6. The backdoor performs its initial C2 check-in, using the timestamp parameter t. It XORs the static strings "rYB1oDHVMViTRnaGsFw1TbHJ1z1aZ" and "dsalsjd89w21dcx9cwad@" to expand an AES key, which is then sent to the C2 to complete a session key negotiation. All subsequent communication data is encrypted with this negotiated key. After key exchange, the backdoor transmits the collected host information to the C2.
7. The backdoor receives data from the C2 and uses the fourth byte as a command index to execute core remote control functions including: cmd shell, file read/write, directory listing, disk structure enumeration, and shellcode execution.
Based on the C2 communication URL pattern observed in the samples above — http://[ipv4]:[port]/eg.js?t=[timestamp] — and the characteristics of the load_http_plasrv64.dll in-memory backdoor, we identified two additional sample clusters: "投诉重庆自来水厂翻倍涨价水费并强制要求安水表.rar" and "投诉成都自来水厂翻倍涨价水费并强制要求安水表1112.rar". Unlike the MacroVBA samples analyzed above, these two clusters use LNK files as the entry point to execute malicious scripts, which in turn load and execute the load_http_plasrv64.dll backdoor.
Using the Machine ID metadata leaked by the LNK files for further pivot analysis, we identified multiple additional attack samples targeting entities in China, Thailand, the Philippines, and Vietnam. The payloads in these correlated samples include Python backdoors and CobaltStrike variants. However, since these correlated samples do not use the custom load_http_plasrv64 backdoor and are linked solely via the Machine ID metadata, there is a risk of misattribution if relying on this pivot alone.

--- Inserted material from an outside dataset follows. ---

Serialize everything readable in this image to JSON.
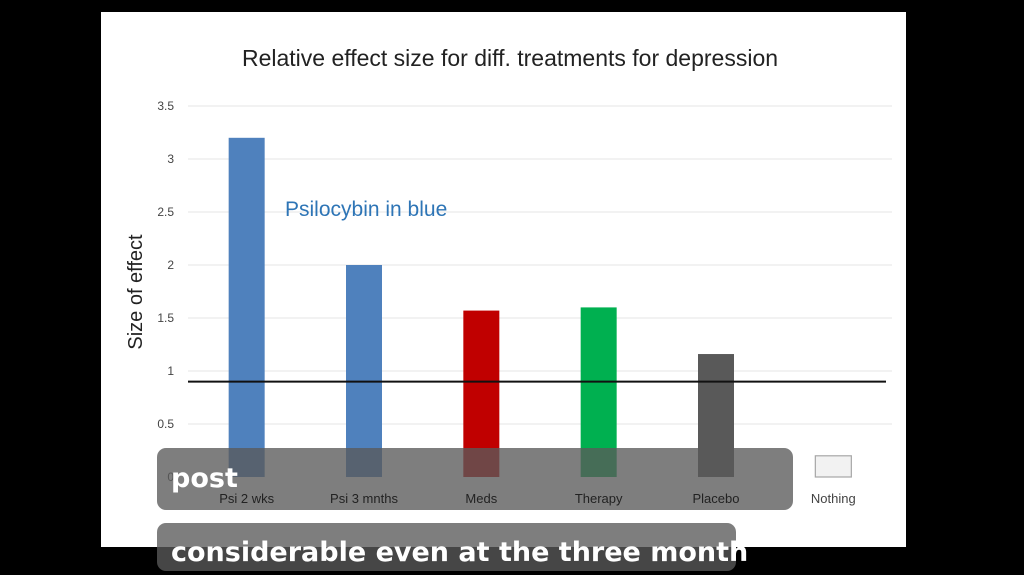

The load_http_plasrv64 backdoor communicates with two C2 addresses: 93.157.106.75:80 and 81.70.28.71:8000, both using HTTP. The AES session key negotiation is performed in plaintext immediately upon first connection. 81.70.28.71 is geolocated to Beijing, China, and is hosting a SoftEther VPN service.
Analysis of 81.70.28.71 found that internet scanning systems recorded a TLS certificate issued by DigiCert Inc for *.automall365.com on port 8008.
This SSL certificate has multiple associated assets.
After deduplication, there are 5 IP assets in total, geolocated across China, Japan, and Singapore.
These pivot assets all have associated CobaltStrike or MSF samples that communicate with them in the ThreatBook sandbox. The CobaltStrike samples communicating with 166.88.100.85 and 166.88.14.137 are shown below.
The MSF samples communicating with 3.1.16.19 and 54.169.93.143 are shown below.
Based on the sample analysis and correlation pivot analysis above, and considering that the majority of samples originate from within China and that many of the Chinese-language attack documents are of high production quality, we assess that the threat actor behind this campaign has a Chinese-speaking background.